British cosmetic surgery an unregulated mess, leading doctors warn(1)
Patients undergoing cosmetic surgery are at the mercy of an unregulated mess of an industry that puts marketing before safety with little risk of sanction, leading doctors warn today.
A regulator similar to Ofcom must be introduced to tackle the increasing incidence of poor practice, they say. Discount offers should be outlawed and a ban considered for promotions by clinics, such as billboard adverts.
The doctors, who include leading consultant plastic surgeons and medical regulators, say that greed, the lack of regulation, increased marketing and media hype were combining to make a perfect storm that threatened patients and practitioners alike.
The number of cosmetic surgical operations conducted by audited members of the profession has more than tripled to 34,000 since 2003, with tummy tucks, breast augmentation, nose jobs and eyebrow lifts among the most popular.
However, many procedures, such as dermal fillers to plump lips and smooth wrinkles, are also carried out on the high street and black market, fuelled by internet promotions, magazine advertising and aggressive discounting.
Nigel Mercer, president of the British Association of Aesthetic Plastic Surgeons, told The Times that drastic action had to be taken to control standards.
Tough restrictions on advertising were needed, while fillers, which are injected under the skin, had to be licensed as a medicine, he said.
Mr Mercer said that there were 77 fillers currently available in the UK that slipped under the radar as devices, requiring no more than an EU patent.
However, only seven fillers had been approved by the Food and Drug Administration for use in the United States, he added.
There is no overarching body that looks after cosmetic surgery in this country, Mr Mercer said. It is an unregulated mess.

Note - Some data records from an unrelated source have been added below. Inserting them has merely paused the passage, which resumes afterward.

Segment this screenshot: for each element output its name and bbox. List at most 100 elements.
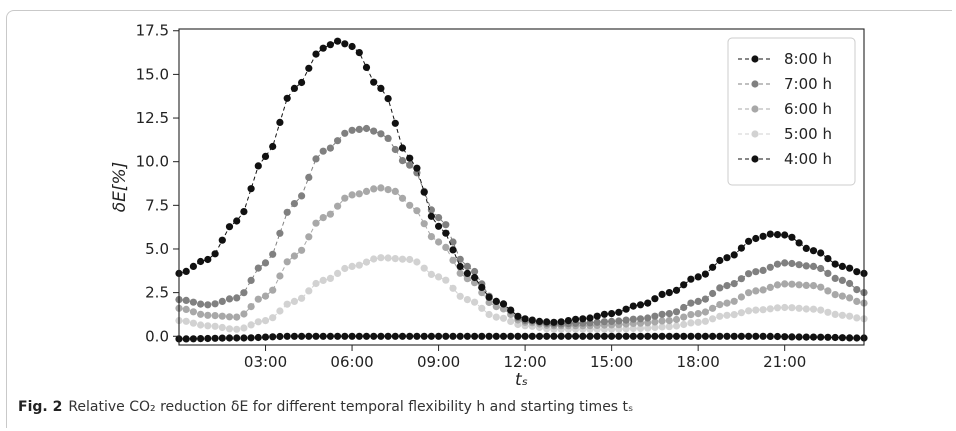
data-point: [355, 190, 363, 198]
data-point: [211, 300, 219, 308]
data-point: [420, 220, 428, 228]
series-line: [178, 187, 865, 327]
data-point: [651, 295, 659, 303]
figure-frame: [6, 10, 952, 428]
data-point: [225, 334, 234, 342]
data-point: [319, 44, 327, 52]
data-point: [723, 282, 731, 290]
data-point: [384, 186, 392, 194]
data-point: [802, 305, 810, 313]
data-point: [276, 307, 284, 315]
data-point: [269, 250, 277, 258]
data-point: [398, 255, 407, 263]
data-point: [471, 279, 479, 287]
y-tick-label: 7.5: [145, 196, 169, 214]
data-point: [853, 334, 861, 342]
data-point: [672, 286, 681, 294]
x-tick-label: 12:00: [503, 353, 546, 371]
data-point: [651, 332, 659, 340]
data-point: [233, 334, 241, 342]
data-point: [687, 319, 695, 327]
data-point: [528, 332, 536, 340]
data-point: [629, 332, 637, 340]
data-point: [752, 306, 760, 314]
data-point: [298, 246, 306, 254]
data-point: [665, 310, 673, 318]
y-tick-label: 10.0: [136, 153, 169, 171]
data-point: [197, 335, 205, 343]
data-point: [636, 315, 645, 323]
data-point: [435, 238, 443, 246]
data-point: [305, 287, 313, 295]
data-point: [514, 312, 522, 320]
data-point: [759, 286, 767, 294]
data-point: [651, 323, 659, 332]
data-point: [831, 260, 839, 268]
data-point: [492, 332, 500, 340]
data-point: [535, 317, 544, 325]
data-point: [535, 332, 544, 340]
data-point: [795, 239, 803, 247]
data-point: [348, 262, 356, 270]
data-point: [298, 294, 306, 302]
legend: 8:00 h 7:00 h 6:00 h 5:00 h 4:00 h: [727, 37, 856, 186]
data-point: [334, 137, 342, 145]
data-point: [471, 332, 479, 340]
data-point: [312, 219, 320, 227]
data-point: [564, 317, 573, 325]
data-point: [615, 308, 623, 316]
caption-label: Fig. 2: [18, 399, 63, 415]
data-point: [406, 255, 414, 264]
legend-entry: 5:00 h: [738, 125, 832, 143]
data-point: [225, 325, 234, 333]
legend-marker: [751, 55, 759, 63]
data-point: [254, 333, 262, 342]
data-point: [420, 332, 428, 340]
data-point: [615, 317, 623, 325]
data-point: [312, 155, 320, 163]
data-point: [189, 319, 197, 327]
data-point: [665, 323, 673, 331]
data-point: [629, 324, 637, 333]
data-point: [225, 313, 234, 321]
data-point: [737, 244, 746, 252]
data-point: [543, 332, 551, 340]
data-point: [716, 301, 724, 309]
data-point: [391, 255, 399, 263]
data-point: [334, 269, 342, 277]
data-point: [608, 310, 616, 318]
data-point: [759, 232, 767, 240]
data-point: [644, 324, 652, 332]
data-point: [730, 297, 738, 305]
data-point: [377, 84, 385, 92]
data-point: [557, 332, 565, 340]
data-point: [579, 315, 587, 323]
data-point: [485, 293, 493, 301]
data-point: [384, 254, 392, 262]
data-point: [406, 332, 414, 340]
data-point: [290, 200, 298, 208]
data-point: [326, 274, 334, 282]
data-point: [687, 299, 695, 307]
y-axis-label: δE[%]: [110, 162, 130, 213]
data-point: [442, 332, 450, 340]
data-point: [341, 332, 349, 340]
legend-label: 4:00 h: [784, 150, 832, 168]
data-point: [384, 95, 392, 103]
data-point: [795, 333, 803, 341]
data-point: [341, 264, 349, 273]
data-point: [795, 261, 803, 269]
data-point: [485, 310, 493, 319]
data-point: [427, 332, 435, 340]
data-point: [398, 144, 407, 152]
data-point: [197, 257, 205, 266]
data-point: [665, 289, 673, 297]
data-point: [355, 261, 363, 269]
data-point: [182, 296, 190, 304]
data-point: [247, 303, 255, 311]
data-point: [788, 280, 796, 288]
data-point: [802, 262, 810, 270]
data-point: [745, 237, 753, 245]
data-point: [636, 324, 645, 332]
data-point: [233, 313, 241, 321]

Writing in a paper published today in Clinical Risk, the journal of the Royal Society of Medicine, Mr Mercer states: We have reached a stage where public expectation, driven by media hype and, dare one say, professional greed, has brought us to a perfect storm in the cosmetic surgical market.
Mr Mercer describes the proliferation of promotional marketing, including discount vouchers, two-for-one offers and holidays with surgery, which would be outlawed in any other area of medicine
Imagine a two-for-one advert for general surgery. That way lies madness, he writes. All cosmetic treatments are medical interventions, and every medical intervention has a complication and failure rate. Consequently, there are no consumers or clients but only patients.